The FNI joined other Ituri militias in Uganda in June 2005 to form an alliance against the army called the Mouvements Révolutionnaires Congolais (MRC), although the groups still act independently.

"Ngujolo has been recruiting many of his combatants who had disarmed but only surrendered one of their many weapons," Mbuayamba said.

Mbuayamba said Ngujolo, who escaped from prison in Kinshasa in 2005, had taken advantage of a recent truce with the government to cross through army-held territory and establish his base at Zumbe.

North of Bunia

Another FNI militia leader who had agreed to be integrated into the national army in July but is now recruiting combatants is Peter Udaga, alias Karim. He and his 3,000 militiamen are based 120 km north of Bunia at Nioka, and are responsible for the abduction of seven United Nations peacekeepers in May.

“We have information that Peter Karim Udaga continues to conscript women, children and men into his ranks so that he has the 6,000 combatants he needs to be given the rank of general once he is reintegrated into the national army,” said an official in the UN Mission to the DRC {MONUC), who asked not to be named.

Udaga's troops have set up roadblocks between Mahagi and Djugu, seizing commercial vehicles and causing disorder en route, particularly at Linga village market.
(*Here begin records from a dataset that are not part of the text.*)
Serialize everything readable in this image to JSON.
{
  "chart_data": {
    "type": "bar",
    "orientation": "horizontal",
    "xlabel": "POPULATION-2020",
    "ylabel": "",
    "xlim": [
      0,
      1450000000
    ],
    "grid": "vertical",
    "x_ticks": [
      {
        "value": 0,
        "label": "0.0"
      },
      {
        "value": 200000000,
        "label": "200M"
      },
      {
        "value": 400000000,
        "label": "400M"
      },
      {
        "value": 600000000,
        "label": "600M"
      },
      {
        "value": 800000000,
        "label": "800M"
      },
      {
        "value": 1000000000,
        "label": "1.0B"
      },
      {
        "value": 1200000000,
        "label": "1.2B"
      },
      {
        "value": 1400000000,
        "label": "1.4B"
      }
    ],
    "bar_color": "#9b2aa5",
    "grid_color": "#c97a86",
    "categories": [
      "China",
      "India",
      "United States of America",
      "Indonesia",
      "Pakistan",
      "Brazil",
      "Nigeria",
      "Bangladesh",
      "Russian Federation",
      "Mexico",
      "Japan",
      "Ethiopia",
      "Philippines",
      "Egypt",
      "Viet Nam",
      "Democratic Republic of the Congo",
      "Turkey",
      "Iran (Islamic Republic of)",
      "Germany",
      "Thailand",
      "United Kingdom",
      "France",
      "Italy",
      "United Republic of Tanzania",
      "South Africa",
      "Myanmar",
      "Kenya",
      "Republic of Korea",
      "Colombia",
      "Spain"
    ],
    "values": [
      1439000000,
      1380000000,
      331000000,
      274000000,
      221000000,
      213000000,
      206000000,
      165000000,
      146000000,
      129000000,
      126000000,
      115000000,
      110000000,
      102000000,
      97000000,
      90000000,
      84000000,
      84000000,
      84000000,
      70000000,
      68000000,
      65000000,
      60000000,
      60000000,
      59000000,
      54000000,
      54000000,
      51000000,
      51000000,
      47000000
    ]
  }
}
"He currently has combatants at Dala [90 km from Bunia], just four kilometres from our positions and they provoke our troops but we are maintaining the truce," Mbuayamba said.
MONUC and the army had been waiting to demobilise 3,000 of Udaga's combatants but he has, so far, only sent 80 child soldiers, according to the local NGO, Protection de l’Enfance.

South of Bunia

Mbuayamba also expressed concern about armed groups from the Fronts des Résistances Patriotiques en Ituri (FRPI) based 50 km southwest of Bunia on the road to Komanda.

The FRPI are mostly fighting each other, Mbuayamba said. Two of the leaders known as Cobra Matata and Yuda (Judas in English), recently clashed in the Singbo gold-mining area 40 km from Bunia, with Yuda's group taking refuge near the village of Kodeza.

Yuda's combatants are killing and abusing civilians in that area. MONUC’s human-rights section received a complaint in August that at least 18 people had been kidnapped and four of them were killed. Mbuayamba confirmed the report.

Another FRPI breakaway group led by a man known as Zakayo is based near the town of Geti 60 km south of Bunia near the Ugandan border. Mbuayamba said Zakayo and his combatants plundered facilities of the NGO Médecins Sans Frontières near Geti last month.

"Fortunately the 6th brigade repelled them and they are now [across the border in Uganda] at the Semliki Plains."
However, locals say Cobra Matata, FRPI's original leader, is an even bigger threat. "We have a recalcitrant war-lord who has no ideals," said Edouard Akobi, a community leader in the area.

Akobi said Matata is so ruthless that many of his combatants are defecting and are now demobilising for integration into the army. Mbuayamba said the army recently found the bodies of 10 of his combatants who had tried to flee.

He also said Matata may soon launch more attacks targeted at civilians with food and medical supplies. “The army will block his movements." Mbuayamba said. "Any unauthorised movement will be regarded as a provocation and a breach of the truce,” he said.